It apparently garnered some interest from potential industry purchasers.
That process, however, wound up late last month in favour of an IPO, tipped to place an up to $1 billion valuation on the business.
Obviously Affinity decided it could get a better price out of going public, and a market source said a trade sale had only ever been a "distant possibility" for Tegel.
The source said fund managers had shown good interest in the company during a non-deal roadshow earlier this year.
But the market can be suspicious of IPOs backed by private equity firms, whose business model is based on buying low and selling high.
Investors may be wary of being viewed as a more lucrative option for offloading Tegel, which Affinity purchased for $605 million in 2011.
And a $1 billion valuation would appear to be a hefty multiple on the bottom-line results the company has been reporting.
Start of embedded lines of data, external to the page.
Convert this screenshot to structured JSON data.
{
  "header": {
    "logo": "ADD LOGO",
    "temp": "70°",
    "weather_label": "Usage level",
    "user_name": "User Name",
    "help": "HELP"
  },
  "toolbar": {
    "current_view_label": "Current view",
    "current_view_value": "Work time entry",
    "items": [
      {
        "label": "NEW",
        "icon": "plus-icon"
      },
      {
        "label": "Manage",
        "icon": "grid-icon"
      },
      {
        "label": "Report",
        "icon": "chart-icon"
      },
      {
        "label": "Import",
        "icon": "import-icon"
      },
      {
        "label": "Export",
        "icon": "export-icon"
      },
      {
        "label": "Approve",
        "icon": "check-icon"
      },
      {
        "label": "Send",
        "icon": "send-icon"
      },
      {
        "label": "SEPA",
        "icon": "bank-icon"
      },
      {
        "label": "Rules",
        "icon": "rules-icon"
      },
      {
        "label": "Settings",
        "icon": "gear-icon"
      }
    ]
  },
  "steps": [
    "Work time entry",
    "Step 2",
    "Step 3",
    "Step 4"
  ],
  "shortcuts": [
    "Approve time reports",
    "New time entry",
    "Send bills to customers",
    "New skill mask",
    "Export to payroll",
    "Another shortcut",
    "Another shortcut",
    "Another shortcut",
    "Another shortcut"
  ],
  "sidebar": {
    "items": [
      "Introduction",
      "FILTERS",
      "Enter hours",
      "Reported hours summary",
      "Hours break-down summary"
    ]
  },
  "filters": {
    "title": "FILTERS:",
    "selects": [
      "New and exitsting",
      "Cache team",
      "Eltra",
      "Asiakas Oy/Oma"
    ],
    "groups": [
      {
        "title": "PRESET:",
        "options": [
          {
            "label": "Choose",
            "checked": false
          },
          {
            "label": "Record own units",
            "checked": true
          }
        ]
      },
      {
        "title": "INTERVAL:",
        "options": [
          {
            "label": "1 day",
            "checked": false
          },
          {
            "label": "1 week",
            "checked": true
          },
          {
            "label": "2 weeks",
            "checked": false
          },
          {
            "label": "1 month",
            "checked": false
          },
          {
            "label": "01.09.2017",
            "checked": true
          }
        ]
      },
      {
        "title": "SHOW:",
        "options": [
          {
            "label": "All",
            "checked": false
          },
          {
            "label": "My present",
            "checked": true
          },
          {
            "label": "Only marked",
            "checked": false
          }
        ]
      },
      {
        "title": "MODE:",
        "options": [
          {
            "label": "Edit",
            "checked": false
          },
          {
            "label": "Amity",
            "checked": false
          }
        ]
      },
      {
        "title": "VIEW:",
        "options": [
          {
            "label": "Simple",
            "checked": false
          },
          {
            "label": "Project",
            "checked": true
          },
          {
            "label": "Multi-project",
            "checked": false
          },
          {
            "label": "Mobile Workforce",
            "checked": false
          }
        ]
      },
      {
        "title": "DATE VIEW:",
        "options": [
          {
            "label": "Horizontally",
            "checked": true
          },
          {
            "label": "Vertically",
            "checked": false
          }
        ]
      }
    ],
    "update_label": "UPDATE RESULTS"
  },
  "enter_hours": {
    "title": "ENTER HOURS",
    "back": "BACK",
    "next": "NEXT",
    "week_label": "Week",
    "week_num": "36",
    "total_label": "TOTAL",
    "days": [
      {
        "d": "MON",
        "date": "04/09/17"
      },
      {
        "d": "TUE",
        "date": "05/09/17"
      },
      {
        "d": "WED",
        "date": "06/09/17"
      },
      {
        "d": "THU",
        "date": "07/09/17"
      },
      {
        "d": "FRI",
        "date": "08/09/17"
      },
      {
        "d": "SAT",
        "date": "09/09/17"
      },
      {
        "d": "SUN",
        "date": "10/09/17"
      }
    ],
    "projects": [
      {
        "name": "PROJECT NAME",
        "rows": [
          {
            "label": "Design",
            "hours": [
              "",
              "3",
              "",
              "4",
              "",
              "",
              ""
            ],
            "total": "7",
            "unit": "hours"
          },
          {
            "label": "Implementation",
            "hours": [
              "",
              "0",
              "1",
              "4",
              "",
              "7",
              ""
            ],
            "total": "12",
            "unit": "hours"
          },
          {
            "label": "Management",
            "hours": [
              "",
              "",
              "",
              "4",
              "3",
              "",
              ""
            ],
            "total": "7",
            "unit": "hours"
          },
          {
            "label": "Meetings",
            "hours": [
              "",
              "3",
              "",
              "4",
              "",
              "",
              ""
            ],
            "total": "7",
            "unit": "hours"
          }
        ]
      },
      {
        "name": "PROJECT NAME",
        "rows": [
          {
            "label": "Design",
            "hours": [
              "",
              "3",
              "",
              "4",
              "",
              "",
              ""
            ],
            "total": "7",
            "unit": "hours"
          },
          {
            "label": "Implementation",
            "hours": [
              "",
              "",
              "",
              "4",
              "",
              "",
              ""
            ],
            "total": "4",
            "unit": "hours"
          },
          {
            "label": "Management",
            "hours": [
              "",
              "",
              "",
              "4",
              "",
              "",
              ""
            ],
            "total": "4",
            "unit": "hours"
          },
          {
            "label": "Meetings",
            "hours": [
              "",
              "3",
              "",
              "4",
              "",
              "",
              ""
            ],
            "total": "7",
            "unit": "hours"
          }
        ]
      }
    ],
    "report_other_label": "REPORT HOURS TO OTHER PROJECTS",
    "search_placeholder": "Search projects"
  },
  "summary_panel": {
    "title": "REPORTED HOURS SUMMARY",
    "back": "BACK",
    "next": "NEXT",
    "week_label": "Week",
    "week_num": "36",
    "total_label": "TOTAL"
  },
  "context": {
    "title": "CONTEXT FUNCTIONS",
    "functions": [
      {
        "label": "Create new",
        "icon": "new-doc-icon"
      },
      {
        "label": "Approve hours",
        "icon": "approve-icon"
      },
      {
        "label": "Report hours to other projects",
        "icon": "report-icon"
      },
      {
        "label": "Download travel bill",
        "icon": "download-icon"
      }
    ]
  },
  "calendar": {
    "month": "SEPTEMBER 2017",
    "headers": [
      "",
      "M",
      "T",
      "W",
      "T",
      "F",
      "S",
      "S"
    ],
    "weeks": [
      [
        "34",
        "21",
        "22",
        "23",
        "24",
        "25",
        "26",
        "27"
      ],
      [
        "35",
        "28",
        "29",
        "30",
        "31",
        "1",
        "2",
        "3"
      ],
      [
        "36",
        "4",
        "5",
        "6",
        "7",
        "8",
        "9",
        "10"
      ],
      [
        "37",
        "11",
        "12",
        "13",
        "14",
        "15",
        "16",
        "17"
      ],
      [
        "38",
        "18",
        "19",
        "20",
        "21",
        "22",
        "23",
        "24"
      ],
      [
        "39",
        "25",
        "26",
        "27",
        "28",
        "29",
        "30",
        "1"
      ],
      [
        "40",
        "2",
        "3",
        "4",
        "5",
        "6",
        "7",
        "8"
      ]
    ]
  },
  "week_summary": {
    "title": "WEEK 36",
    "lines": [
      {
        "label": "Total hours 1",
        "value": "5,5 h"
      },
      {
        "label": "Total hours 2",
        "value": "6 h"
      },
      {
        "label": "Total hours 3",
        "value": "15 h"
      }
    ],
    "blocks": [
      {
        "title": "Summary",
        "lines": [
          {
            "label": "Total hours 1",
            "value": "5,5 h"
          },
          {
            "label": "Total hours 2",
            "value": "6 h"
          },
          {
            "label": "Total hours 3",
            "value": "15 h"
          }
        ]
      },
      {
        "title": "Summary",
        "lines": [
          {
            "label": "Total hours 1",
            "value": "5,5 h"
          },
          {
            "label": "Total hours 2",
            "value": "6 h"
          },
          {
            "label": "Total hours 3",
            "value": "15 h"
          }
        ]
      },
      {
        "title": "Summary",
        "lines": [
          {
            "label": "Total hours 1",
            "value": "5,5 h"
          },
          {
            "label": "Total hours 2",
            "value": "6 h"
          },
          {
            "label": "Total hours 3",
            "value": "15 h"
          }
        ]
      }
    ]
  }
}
In the last financial year its holding company, Ross Group Holdings, reported a 30 per cent gain in pre-tax profit, to $10.8 million, from revenue of $562.7 million.
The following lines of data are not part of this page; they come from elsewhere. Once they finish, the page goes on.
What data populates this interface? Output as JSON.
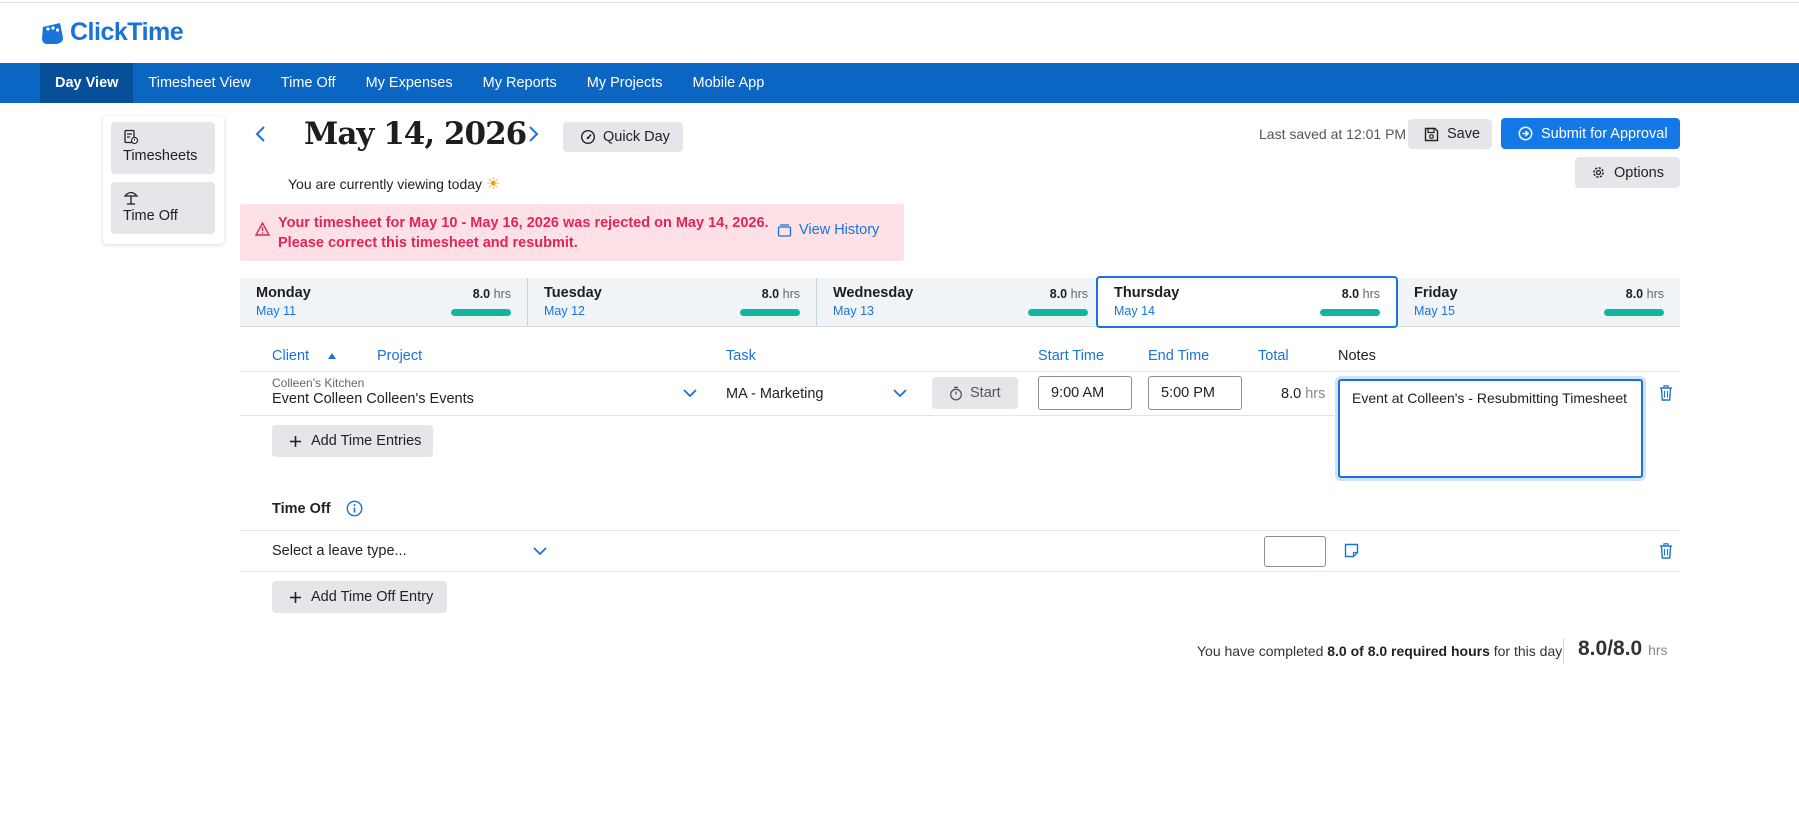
{
  "app": {
    "logo_text": "ClickTime",
    "brand_color": "#1a73d9",
    "nav_color": "#0a66c2"
  },
  "nav": {
    "items": [
      "Day View",
      "Timesheet View",
      "Time Off",
      "My Expenses",
      "My Reports",
      "My Projects",
      "Mobile App"
    ],
    "active": "Day View"
  },
  "sidebar": {
    "timesheets_label": "Timesheets",
    "timeoff_label": "Time Off"
  },
  "header": {
    "date_title": "May 14, 2026",
    "quick_day_label": "Quick Day",
    "today_note": "You are currently viewing today",
    "last_saved": "Last saved at 12:01 PM",
    "save_label": "Save",
    "submit_label": "Submit for Approval",
    "options_label": "Options"
  },
  "alert": {
    "line1": "Your timesheet for May 10 - May 16, 2026 was rejected on May 14, 2026.",
    "line2": "Please correct this timesheet and resubmit.",
    "view_history_label": "View History",
    "color": "#e0245e"
  },
  "days": [
    {
      "name": "Monday",
      "date": "May 11",
      "hours": "8.0",
      "unit": "hrs",
      "progress": 1.0
    },
    {
      "name": "Tuesday",
      "date": "May 12",
      "hours": "8.0",
      "unit": "hrs",
      "progress": 1.0
    },
    {
      "name": "Wednesday",
      "date": "May 13",
      "hours": "8.0",
      "unit": "hrs",
      "progress": 1.0
    },
    {
      "name": "Thursday",
      "date": "May 14",
      "hours": "8.0",
      "unit": "hrs",
      "progress": 1.0
    },
    {
      "name": "Friday",
      "date": "May 15",
      "hours": "8.0",
      "unit": "hrs",
      "progress": 1.0
    }
  ],
  "columns": {
    "client": "Client",
    "project": "Project",
    "task": "Task",
    "start": "Start Time",
    "end": "End Time",
    "total": "Total",
    "notes": "Notes"
  },
  "entry": {
    "client_small": "Colleen's Kitchen",
    "client_main": "Event Colleen Colleen's Events",
    "task": "MA - Marketing",
    "start_btn": "Start",
    "start_time": "9:00 AM",
    "end_time": "5:00 PM",
    "total": "8.0",
    "total_unit": "hrs",
    "notes": "Event at Colleen's - Resubmitting Timesheet"
  },
  "add_time_entries_label": "Add Time Entries",
  "time_off": {
    "title": "Time Off",
    "leave_placeholder": "Select a leave type...",
    "add_label": "Add Time Off Entry"
  },
  "footer": {
    "completed_prefix": "You have completed",
    "completed_bold": "8.0 of 8.0 required hours",
    "completed_suffix": "for this day",
    "day_total": "8.0/8.0",
    "day_total_unit": "hrs"
  }
}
Net profit at the firm, which had net assets of $288.5 million, fell 38 per cent to $8.7 million thanks to a $2 million tax expense compared with a $5.8 million tax benefit a year earlier.
The company reported interest and finance charges of $35 million for the year.
Still, food related stocks seem to be in vogue with investors, which could bode well for the chicken firm.
NZX-listed alternative milk producer A2 and Australia's Bega Cheese have enjoyed solid share price gains recently.
And Blackmores, the Sydney-based health supplement maker, last month became the first company on the S&P/ASX 200 to have a share price cross the A$200 threshold on the back of strong sales growth to China.
Tegel has been growing exports to markets including Asia and the Middle East.